Firmy robią, co mogą, by za prąd płacić mniej. Najprościej? Zaplanować produkcję tak, aby jak najwięcej energii elektrycznej zużywać poza tzw. szczytami, kiedy jest najdroższa. Niby oczywiste, ale niektórzy dopiero wprowadzają taki model produkcji.
Maszyny odpoczną w szczycie…
— Wdrażamy właśnie kilka projektów, które mają na celu optymalizację zużycia energii. M.in. zmieniamy system pracy — przyznaje Adam Laskowski, członek zarządu pabianickich Suwar, producenta opakowań z tworzyw sztucznych, należącego do globalnej grupy Wentworth. Chodzi o to, by produkcja szła pełną parą głównie poza energetycznymi godzinamiszczytu. Szczyt to godz. 6-9 rano oraz 14-16 po południu, choć ten rozkład zależy również od regionu Polski. Reszta doby to również noce i weekendy.
— Na godziny szczytu zaplanowaliśmy np. przezbrojenie maszyn, co oznacza, że wtedy po prostu stoją — twierdzi Andrzej Laskowski. Podobną strategię ma NAN, producent folii.
— Pracujemy w systemie ciągłym, więc 60-70 proc. zużycia prądu i tak przypada nam na godziny pozaszczytowe. Jednak dodatkowo ustawiamy niektóre urządzenia tak, by pracowały wyłącznie w nocy — tłumaczy Andrzej Nelson, prezes i właściciel NAN.
…choć ceny to słaba zachęta…
Jest o co się starać, bo najdroższy szczyt, czyli popołudniowy, oznacza w przypadku NAN cenę 394 zł za MWh, podczas gdy reszta doby to 215 zł za MWh. W szczycie przedpołudniowym cena wynosi 299 zł. Z rozkładu cen nie są jednak zadowolone największe zakłady przemysłowe w Polsce, np. Zakłady Górniczo-Hutnicze Bolesław.
— Różnice ceny w szczytach i w reszcie doby są zbyt małe, aby dać rozsądne efekty oszczędnościowe. Są badania wykazujące, że optymalna jest trzykrotna różnica w cenie, bo przełożyłaby się również na zapewnienie firmie przesyłowej stabilności poboru prądu.
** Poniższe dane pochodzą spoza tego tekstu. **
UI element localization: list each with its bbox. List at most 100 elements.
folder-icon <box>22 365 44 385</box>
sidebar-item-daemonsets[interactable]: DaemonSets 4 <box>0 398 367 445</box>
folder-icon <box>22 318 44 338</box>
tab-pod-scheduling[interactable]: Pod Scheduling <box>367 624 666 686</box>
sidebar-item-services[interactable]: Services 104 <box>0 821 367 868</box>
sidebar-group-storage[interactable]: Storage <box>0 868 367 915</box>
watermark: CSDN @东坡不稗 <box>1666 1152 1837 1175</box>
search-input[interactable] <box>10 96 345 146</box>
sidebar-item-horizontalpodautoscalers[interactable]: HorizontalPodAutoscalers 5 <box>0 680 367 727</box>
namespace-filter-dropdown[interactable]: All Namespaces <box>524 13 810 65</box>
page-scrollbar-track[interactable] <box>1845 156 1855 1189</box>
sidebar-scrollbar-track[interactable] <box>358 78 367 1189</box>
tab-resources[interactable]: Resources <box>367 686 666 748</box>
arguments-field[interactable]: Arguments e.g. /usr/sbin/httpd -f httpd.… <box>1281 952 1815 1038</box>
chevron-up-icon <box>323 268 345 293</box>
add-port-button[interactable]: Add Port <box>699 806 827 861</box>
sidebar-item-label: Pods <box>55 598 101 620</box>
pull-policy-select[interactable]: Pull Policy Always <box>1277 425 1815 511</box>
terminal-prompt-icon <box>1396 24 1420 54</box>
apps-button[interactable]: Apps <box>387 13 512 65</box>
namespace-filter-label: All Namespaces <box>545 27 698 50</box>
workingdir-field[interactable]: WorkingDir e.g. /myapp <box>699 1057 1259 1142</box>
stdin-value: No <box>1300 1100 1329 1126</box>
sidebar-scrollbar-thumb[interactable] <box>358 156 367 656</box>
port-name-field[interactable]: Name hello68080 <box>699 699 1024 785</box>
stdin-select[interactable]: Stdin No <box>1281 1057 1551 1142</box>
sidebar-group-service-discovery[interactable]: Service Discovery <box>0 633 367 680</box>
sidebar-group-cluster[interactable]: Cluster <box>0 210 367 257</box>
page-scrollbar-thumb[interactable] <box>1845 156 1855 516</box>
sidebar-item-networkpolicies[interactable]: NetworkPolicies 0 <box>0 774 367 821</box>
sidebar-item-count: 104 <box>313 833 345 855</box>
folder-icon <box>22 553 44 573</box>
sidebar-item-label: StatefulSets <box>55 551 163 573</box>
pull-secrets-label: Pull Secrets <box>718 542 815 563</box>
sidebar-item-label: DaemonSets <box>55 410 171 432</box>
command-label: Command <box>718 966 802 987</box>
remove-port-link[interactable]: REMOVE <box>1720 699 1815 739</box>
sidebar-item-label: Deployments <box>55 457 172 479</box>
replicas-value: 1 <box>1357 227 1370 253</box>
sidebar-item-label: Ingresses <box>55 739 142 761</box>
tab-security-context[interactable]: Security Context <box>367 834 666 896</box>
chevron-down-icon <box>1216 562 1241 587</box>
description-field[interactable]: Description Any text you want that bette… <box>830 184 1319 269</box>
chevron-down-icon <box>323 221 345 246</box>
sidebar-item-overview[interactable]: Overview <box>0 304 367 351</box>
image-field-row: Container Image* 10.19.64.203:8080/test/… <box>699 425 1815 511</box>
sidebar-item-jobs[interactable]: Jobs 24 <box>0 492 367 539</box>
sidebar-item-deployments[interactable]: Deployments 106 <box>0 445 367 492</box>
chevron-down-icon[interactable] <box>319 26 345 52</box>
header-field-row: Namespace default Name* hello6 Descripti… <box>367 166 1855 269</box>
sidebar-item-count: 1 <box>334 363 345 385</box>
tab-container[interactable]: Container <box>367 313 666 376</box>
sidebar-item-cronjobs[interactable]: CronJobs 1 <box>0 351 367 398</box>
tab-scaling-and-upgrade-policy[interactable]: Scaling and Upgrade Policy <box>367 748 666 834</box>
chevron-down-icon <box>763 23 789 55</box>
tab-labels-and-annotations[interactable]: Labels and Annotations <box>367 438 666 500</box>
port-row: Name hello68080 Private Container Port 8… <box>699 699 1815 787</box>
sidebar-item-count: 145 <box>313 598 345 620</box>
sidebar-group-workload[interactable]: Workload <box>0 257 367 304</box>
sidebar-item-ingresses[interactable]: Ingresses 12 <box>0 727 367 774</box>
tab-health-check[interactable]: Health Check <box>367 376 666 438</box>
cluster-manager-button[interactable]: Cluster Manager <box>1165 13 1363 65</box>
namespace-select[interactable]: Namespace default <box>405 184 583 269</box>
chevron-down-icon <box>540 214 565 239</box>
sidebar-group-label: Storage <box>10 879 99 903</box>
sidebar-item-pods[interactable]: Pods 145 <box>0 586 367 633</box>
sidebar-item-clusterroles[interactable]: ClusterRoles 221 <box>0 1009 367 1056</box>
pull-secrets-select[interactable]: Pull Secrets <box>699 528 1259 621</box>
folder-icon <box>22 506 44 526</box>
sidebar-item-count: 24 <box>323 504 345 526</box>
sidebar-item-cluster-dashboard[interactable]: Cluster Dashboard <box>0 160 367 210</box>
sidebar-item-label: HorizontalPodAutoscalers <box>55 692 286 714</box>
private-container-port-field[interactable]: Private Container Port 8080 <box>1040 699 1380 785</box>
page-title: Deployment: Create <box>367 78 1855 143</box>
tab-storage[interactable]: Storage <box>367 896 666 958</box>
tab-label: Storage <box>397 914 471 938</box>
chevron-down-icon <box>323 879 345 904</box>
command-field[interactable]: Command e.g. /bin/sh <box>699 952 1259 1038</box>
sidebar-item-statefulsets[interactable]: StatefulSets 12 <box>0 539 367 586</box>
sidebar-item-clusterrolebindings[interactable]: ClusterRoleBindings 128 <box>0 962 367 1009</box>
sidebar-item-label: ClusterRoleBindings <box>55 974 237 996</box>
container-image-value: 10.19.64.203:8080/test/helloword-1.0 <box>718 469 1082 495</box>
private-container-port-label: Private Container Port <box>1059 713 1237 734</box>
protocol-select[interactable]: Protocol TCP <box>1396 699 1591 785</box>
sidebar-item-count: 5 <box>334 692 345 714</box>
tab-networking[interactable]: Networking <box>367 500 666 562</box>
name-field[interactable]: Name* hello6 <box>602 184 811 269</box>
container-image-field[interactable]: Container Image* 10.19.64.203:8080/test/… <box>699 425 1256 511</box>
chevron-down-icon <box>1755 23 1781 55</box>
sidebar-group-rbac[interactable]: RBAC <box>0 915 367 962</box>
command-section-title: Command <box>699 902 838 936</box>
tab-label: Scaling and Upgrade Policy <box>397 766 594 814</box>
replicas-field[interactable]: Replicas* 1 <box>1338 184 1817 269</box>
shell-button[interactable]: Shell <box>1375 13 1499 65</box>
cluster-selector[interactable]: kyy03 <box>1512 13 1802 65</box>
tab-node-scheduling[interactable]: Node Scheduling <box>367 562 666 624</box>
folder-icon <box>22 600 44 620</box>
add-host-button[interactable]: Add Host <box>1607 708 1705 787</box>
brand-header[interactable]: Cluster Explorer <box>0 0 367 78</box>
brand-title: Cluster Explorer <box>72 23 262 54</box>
Tymczasem u nas, w kontraktach długoterminowych, różnica nie przekracza 10 proc. To w niewielkim stopniu zachęca do modelowania produkcji pod kątem cen prądu. To powinien być wielki wyrzut sumienia polskiej energetyki — mówi Henryk Kaliś, pełnomocnik zarządu ds. zarządzania energią elektryczną w ZGH Bolesław (zużywa rocznie około 500 GWh energii).
…a winna jest energetyka
Okazuje się, że energetyka przyznaje się do winy.
— Nie potrafimy obecnie stworzyć oferty cenowej, która zachęcałaby do schodzenia poza godziny szczytowe — przyznaje Mirosław Bieliński, prezes gdańskiej Energi.
Wynika to jednak z monokultury energetyki, opartej niemal wyłącznie na węglu. Nadzieję daje zatem rozwój odnawialnych źródeł energii (OZE) oraz energetyki gazowej, które uelastycznią podaż energii. Choć zwiększą też ryzyko.
— OZE są z natury rzeczy niestabilnymi źródłami energii. Przykładowo, w przypadku elektrowni wiatrowych — albo zawieje, albo nie. Przewiduję jednak, że rozwój OZE wymusi rozwój innych produktów energetycznych, np. rezerwowania mocy zapasowej albo magazynowania energii. A to zapewni kontrolę nad podażą — przypuszcza Mirosław Bieliński. Optymistą, jeśli chodzi o strukturę cen, jest Marek Woszczyk, prezes Urzędu Regulacji Energetyki.
— Faktycznie zróżnicowanie cen jest teraz w Polsce małe. Zmienią to jednak OZE i nowe bloki gazowe. Pozwolą dostawcom konstruować oferty cenowe skrojone na miarę, czyli dopasowane do potrzeb zakładów produkcyjnych — objaśnia Marek Woszczyk.